Schlechte Zahlen, nur nicht im Digitalen: Unter dem Druck einbrechender Umsätze und der Stärke von Amazon gewöhnt sich die deutsche Buchbranche langsam an den Gedanken, dass Worte auch auf Servern und Readern noch etwas wert sind. Es ist erst der Anfang der Revolution.

Von Jannis Brühl

Im Dunkeln leuchtet es und während des Essens muss es nicht mit den Füßen offen gehalten werden. Zwei unschlagbare Vorteile, findet Kathrin Passig, die reichen sollten, um sich für das E-Book zu entscheiden. In einem Essay für die Zeit im Mai reflektierte Passig, Bachmann-Preisträgerin und Elektro-Erklärerin der digitalen Boheme, über die Revolution ihres Leseverhaltens.

Dank ihres E-Readers - mit dem sie sucht, runterlädt, liest - habe sie 80 Bücher im Jahr geschafft statt zuvor 30. Ohne die Transplantation der Worte vom Papier auf digitale Lesegeräte würde sie praktisch gar keine Bücher mehr lesen. An E-Reader hatte die Autorin anfangs nicht geglaubt. Was Passig hinter sich hat, steht den Buchhändlern und -verlagen noch bevor. Es ist ein Kampf um ihre Zukunft.

Viel zu langsam hatte sich die Branche in Deutschland um den Markt für E-Books gekümmert. Während der digitale Gemischtwarenkonzern Amazon schon seit 2011 mehr E-Books als gedruckte Bücher verkauft, schien in Deutschland das Papier lange heilig. Im vergangenen Jahr hat sich das geändert, zeigt die Jahresbilanz des Börsenvereins des Buchhandels. Mit 2,4 Prozent kann in diesem Jahr zum ersten Mal von einem ernstzunehmenden Marktanteil der E-Books die Rede sein - 2011 waren es 0,8 Prozent. Der Verband der Versandbuchhändler meldete vor Kurzem bereits, dass die E-Book-Verkäufe seiner Mitglieder im vergangenen Jahr um 125 Prozent angestiegen seien.

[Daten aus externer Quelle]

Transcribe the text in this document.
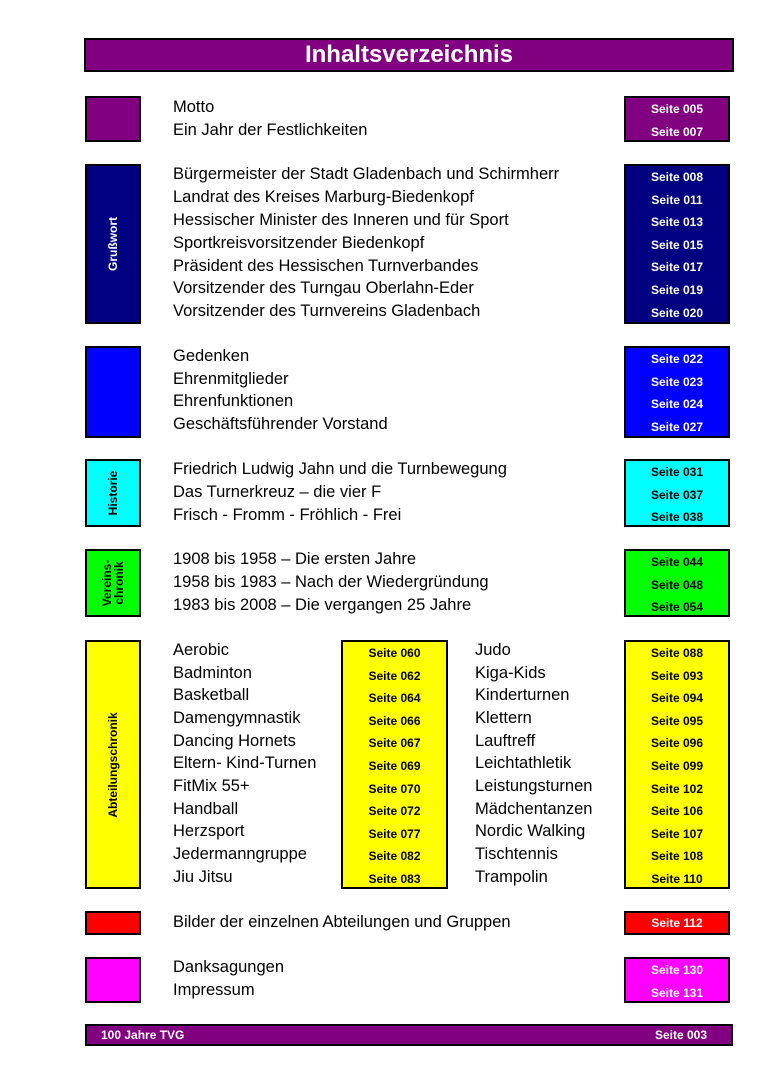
Inhaltsverzeichnis
Motto
Ein Jahr der Festlichkeiten
Seite 005
Seite 007
Grußwort
Bürgermeister der Stadt Gladenbach und Schirmherr
Landrat des Kreises Marburg-Biedenkopf
Hessischer Minister des Inneren und für Sport
Sportkreisvorsitzender Biedenkopf
Präsident des Hessischen Turnverbandes
Vorsitzender des Turngau Oberlahn-Eder
Vorsitzender des Turnvereins Gladenbach
Seite 008
Seite 011
Seite 013
Seite 015
Seite 017
Seite 019
Seite 020
Gedenken
Ehrenmitglieder
Ehrenfunktionen
Geschäftsführender Vorstand
Seite 022
Seite 023
Seite 024
Seite 027
Historie
Friedrich Ludwig Jahn und die Turnbewegung
Das Turnerkreuz – die vier F
Frisch - Fromm - Fröhlich - Frei
Seite 031
Seite 037
Seite 038
Vereins-
chronik
1908 bis 1958 – Die ersten Jahre
1958 bis 1983 – Nach der Wiedergründung
1983 bis 2008 – Die vergangen 25 Jahre
Seite 044
Seite 048
Seite 054
Abteilungschronik
Aerobic
Badminton
Basketball
Damengymnastik
Dancing Hornets
Eltern- Kind-Turnen
FitMix 55+
Handball
Herzsport
Jedermanngruppe
Jiu Jitsu
Seite 060
Seite 062
Seite 064
Seite 066
Seite 067
Seite 069
Seite 070
Seite 072
Seite 077
Seite 082
Seite 083
Judo
Kiga-Kids
Kinderturnen
Klettern
Lauftreff
Leichtathletik
Leistungsturnen
Mädchentanzen
Nordic Walking
Tischtennis
Trampolin
Seite 088
Seite 093
Seite 094
Seite 095
Seite 096
Seite 099
Seite 102
Seite 106
Seite 107
Seite 108
Seite 110
Bilder der einzelnen Abteilungen und Gruppen	Seite 112
Danksagungen
Impressum
Seite 130
Seite 131
100 Jahre TVG	Seite 003
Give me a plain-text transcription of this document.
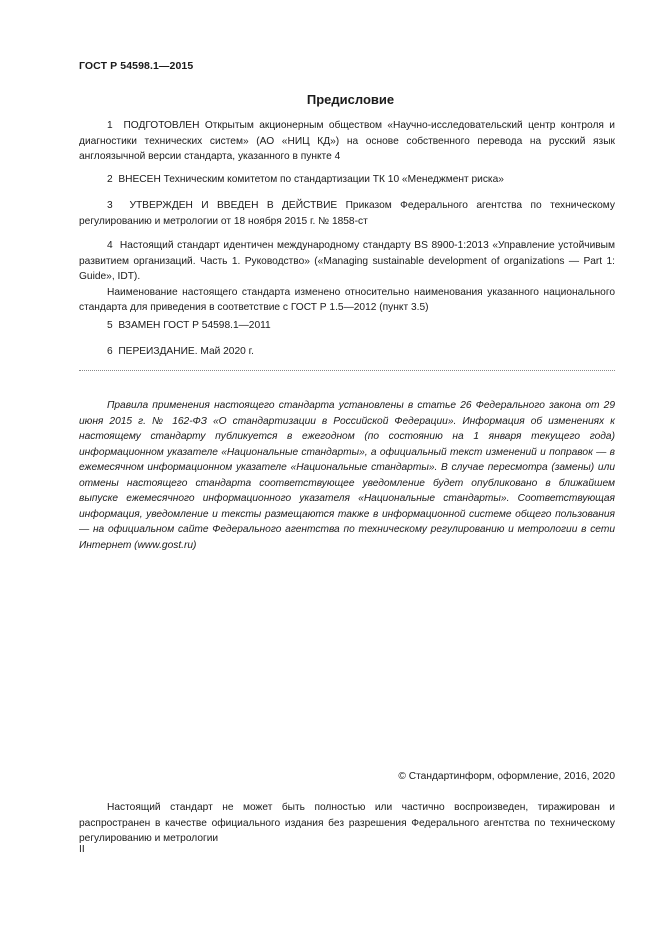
ГОСТ Р 54598.1—2015
Предисловие
1 ПОДГОТОВЛЕН Открытым акционерным обществом «Научно-исследовательский центр контроля и диагностики технических систем» (АО «НИЦ КД») на основе собственного перевода на русский язык англоязычной версии стандарта, указанного в пункте 4
2 ВНЕСЕН Техническим комитетом по стандартизации ТК 10 «Менеджмент риска»
3 УТВЕРЖДЕН И ВВЕДЕН В ДЕЙСТВИЕ Приказом Федерального агентства по техническому регулированию и метрологии от 18 ноября 2015 г. № 1858-ст
4 Настоящий стандарт идентичен международному стандарту BS 8900-1:2013 «Управление устойчивым развитием организаций. Часть 1. Руководство» («Managing sustainable development of organizations — Part 1: Guide», IDT).
Наименование настоящего стандарта изменено относительно наименования указанного национального стандарта для приведения в соответствие с ГОСТ Р 1.5—2012 (пункт 3.5)
5 ВЗАМЕН ГОСТ Р 54598.1—2011
6 ПЕРЕИЗДАНИЕ. Май 2020 г.
Правила применения настоящего стандарта установлены в статье 26 Федерального закона от 29 июня 2015 г. № 162-ФЗ «О стандартизации в Российской Федерации». Информация об изменениях к настоящему стандарту публикуется в ежегодном (по состоянию на 1 января текущего года) информационном указателе «Национальные стандарты», а официальный текст изменений и поправок — в ежемесячном информационном указателе «Национальные стандарты». В случае пересмотра (замены) или отмены настоящего стандарта соответствующее уведомление будет опубликовано в ближайшем выпуске ежемесячного информационного указателя «Национальные стандарты». Соответствующая информация, уведомление и тексты размещаются также в информационной системе общего пользования — на официальном сайте Федерального агентства по техническому регулированию и метрологии в сети Интернет (www.gost.ru)
© Стандартинформ, оформление, 2016, 2020
Настоящий стандарт не может быть полностью или частично воспроизведен, тиражирован и распространен в качестве официального издания без разрешения Федерального агентства по техническому регулированию и метрологии
II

Noch macht Amazons "Kindle" den Marktforschern der GFK zufolge ein Drittel des Marktes für Reader aus. Fast die Hälfte aller E-Books in Deutschland verkauft der US-Konzern.

Seit einigen Monaten versuchen die Händler immerhin, sich zu wehren. Ihre Abwehrwaffe: der "Tolino" von Thalia, Hugendubel, Weltbild und Bertelsmann. Mit dem Lesegerät wollen sie den Kindle aufhalten. Und im vergangenen Jahr war dann da noch der Softporno-Roman 50 Shades of Grey. Der erschien zuerst elektronisch und sanierte schließlich fast ganz allein Bertelsmann die Bilanz.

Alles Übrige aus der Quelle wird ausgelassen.